I’ve been using Beancount for 3 years now to track my journey to FIRE, and one of the biggest initial hurdles was getting my financial data into Beancount in the first place. Not every bank plays nice with standard formats.
The Problem with “Weird” Data Sources
When I first started, my local credit union provided CSV exports, but they were… special. Columns in random order, date formats that changed between exports, transaction descriptions split across multiple fields, and my favorite: negative numbers for deposits (yes, really).
The standard importers couldn’t handle it. I tried tweaking CSV configurations, but eventually realized I needed to write a custom importer.
Why Standard Importers Fail
Most institutions provide data in one of these formats:
- OFX/QFX: The gold standard - structured, includes balances, rarely breaks
- CSV: The wild west - every bank does it differently
- PDF statements: The nightmare - presentation format, not data format
- Proprietary exports: Good luck with that
When you hit a “weird” data source, you’re usually dealing with CSV quirks or PDF-only statements. Here’s what I’ve encountered:
Credit Union CSV Quirks
- Non-standard column names (“Trans Date” vs “Date” vs “Posted Date”)
- Multiple date formats in the same file
- Missing or inconsistent transaction IDs
- Description fields that span multiple columns
Investment Platform PDF Statements
- No CSV export at all
- Tables with varying column layouts
- Multi-line transactions
- Summary sections mixed with transaction data
International Banks
- Date formats (DD/MM/YYYY vs MM/DD/YYYY)
- Currency symbols embedded in amounts
- Unicode characters in descriptions
- Time zones that affect posting dates
Building a Custom Importer: The Framework Approach
The good news: You don’t have to start from scratch. The beancount-reds-importers framework makes this much easier.
Here’s the basic structure:
from beancount_reds_importers.libreader import csvreader
from beancount.core import data, amount
import re
class WeirdCreditUnionImporter(csvreader.Importer):
def initialize_reader(self, file):
self.reader = csvreader.Reader(file.name)
self.reader.set_header_map({
'Trans Date': 'date',
'Description': 'payee',
'Amount': 'amount'
})
def parse_date(self, date_str):
# Handle their weird date format
return datetime.strptime(date_str, '%m-%d-%y').date()
def parse_amount(self, amount_str):
# Fix their backwards negative amounts
clean = amount_str.replace('$', '').replace(',', '')
value = Decimal(clean)
# They mark deposits as negative, so flip the sign
return -value if 'DEP' in self.current_row['Description'] else value
This isn’t a complete importer, but it shows the key parts: header mapping, date parsing, and amount handling with institution-specific quirks.

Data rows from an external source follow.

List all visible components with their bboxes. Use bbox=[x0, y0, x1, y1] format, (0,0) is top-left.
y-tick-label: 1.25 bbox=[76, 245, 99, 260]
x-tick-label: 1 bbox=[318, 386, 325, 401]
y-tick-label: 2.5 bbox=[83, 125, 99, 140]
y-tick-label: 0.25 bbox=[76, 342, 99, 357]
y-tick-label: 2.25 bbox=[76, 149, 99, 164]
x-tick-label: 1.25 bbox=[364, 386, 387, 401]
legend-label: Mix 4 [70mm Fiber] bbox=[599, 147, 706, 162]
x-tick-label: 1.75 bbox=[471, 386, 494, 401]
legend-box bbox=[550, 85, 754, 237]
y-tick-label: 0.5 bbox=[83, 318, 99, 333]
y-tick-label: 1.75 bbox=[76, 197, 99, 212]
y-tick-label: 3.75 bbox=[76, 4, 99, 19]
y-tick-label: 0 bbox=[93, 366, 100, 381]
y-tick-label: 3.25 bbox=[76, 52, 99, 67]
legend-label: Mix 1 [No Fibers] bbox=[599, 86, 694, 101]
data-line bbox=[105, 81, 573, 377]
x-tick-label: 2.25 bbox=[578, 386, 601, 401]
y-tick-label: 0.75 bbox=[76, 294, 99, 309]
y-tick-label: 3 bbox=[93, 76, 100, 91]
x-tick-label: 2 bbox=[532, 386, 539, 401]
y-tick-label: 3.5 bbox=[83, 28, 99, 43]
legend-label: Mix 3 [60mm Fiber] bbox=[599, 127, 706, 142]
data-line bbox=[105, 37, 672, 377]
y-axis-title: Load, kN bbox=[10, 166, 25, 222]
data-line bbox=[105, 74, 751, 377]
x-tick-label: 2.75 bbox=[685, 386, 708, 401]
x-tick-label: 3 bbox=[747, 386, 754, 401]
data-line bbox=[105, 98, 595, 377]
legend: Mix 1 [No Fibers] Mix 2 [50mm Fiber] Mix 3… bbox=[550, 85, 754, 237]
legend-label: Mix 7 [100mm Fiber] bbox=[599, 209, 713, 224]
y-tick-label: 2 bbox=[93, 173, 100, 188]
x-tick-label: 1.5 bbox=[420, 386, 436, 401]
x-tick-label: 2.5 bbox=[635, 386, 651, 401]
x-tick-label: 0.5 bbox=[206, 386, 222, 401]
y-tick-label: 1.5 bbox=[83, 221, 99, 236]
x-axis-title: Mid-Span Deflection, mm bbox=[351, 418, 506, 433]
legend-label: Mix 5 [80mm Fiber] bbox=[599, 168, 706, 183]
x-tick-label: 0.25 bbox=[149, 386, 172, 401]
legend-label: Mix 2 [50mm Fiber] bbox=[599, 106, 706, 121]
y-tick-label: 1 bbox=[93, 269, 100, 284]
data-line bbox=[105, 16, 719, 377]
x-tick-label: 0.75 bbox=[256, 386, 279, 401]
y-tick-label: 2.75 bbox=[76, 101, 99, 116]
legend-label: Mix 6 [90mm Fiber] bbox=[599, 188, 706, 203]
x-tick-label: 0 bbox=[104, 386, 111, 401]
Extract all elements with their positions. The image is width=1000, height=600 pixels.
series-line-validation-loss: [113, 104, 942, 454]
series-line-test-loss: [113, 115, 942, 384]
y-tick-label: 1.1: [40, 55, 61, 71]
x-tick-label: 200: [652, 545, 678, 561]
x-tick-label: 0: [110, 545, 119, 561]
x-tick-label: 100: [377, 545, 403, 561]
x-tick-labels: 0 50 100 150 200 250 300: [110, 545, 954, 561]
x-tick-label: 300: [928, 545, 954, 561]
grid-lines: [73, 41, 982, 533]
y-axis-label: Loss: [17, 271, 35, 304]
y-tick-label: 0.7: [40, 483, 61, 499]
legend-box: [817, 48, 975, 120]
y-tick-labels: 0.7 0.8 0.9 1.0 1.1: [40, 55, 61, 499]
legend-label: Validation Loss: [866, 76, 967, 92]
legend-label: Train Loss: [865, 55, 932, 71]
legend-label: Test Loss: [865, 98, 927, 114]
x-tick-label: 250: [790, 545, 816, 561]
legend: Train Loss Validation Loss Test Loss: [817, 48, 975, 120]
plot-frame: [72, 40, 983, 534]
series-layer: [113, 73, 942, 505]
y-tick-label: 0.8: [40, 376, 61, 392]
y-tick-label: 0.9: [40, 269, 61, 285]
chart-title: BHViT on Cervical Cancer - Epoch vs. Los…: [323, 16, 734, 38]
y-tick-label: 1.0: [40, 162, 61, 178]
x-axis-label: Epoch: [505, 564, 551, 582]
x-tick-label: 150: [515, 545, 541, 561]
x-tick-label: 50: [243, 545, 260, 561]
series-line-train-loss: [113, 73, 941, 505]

PDF Statements: The Nuclear Option
For institutions that only provide PDF statements, you need to extract text first. I’ve had success with pdfplumber:
import pdfplumber
def extract_transactions_from_pdf(pdf_path):
transactions = []
with pdfplumber.open(pdf_path) as pdf:
for page in pdf.pages:
# Extract tables
tables = page.extract_tables()
for table in tables:
for row in table:
if looks_like_transaction(row):
transactions.append(parse_row(row))
return transactions
Fair warning: PDFs are fragile. The layout changes, your importer breaks. This is why we beg institutions for OFX or at least clean CSV.
Testing Your Importer
The bean-identify and bean-extract commands are your best friends:
# Test if your importer recognizes the file
bean-identify importers.py statement.csv
# Extract transactions
bean-extract importers.py statement.csv > output.beancount
# Review before importing
cat output.beancount
I always do a manual review of extracted transactions before merging them into my main ledger. Trust, but verify.
Pro Tips
- Start simple: Get one statement working before adding features
- Version control your importers: They’re code, treat them like code
- Document quirks: Future you will forget why you added that regex
- Build test cases: Save sample statements for regression testing
- Consider the maintenance burden: Sometimes manual entry is faster than maintaining a brittle importer
The Community Needs You
If you’ve built custom importers, please share them on GitHub. I’ve learned so much from others’ importers for institutions I don’t even use - they taught me patterns and approaches.
I’m putting my importers (anonymized) on GitHub this week. If there’s interest, I can do a follow-up post on testing strategies and handling edge cases.
What’s the weirdest data source you’ve had to import from? Anyone dealt with POS systems like Square or international banks with multi-currency statements?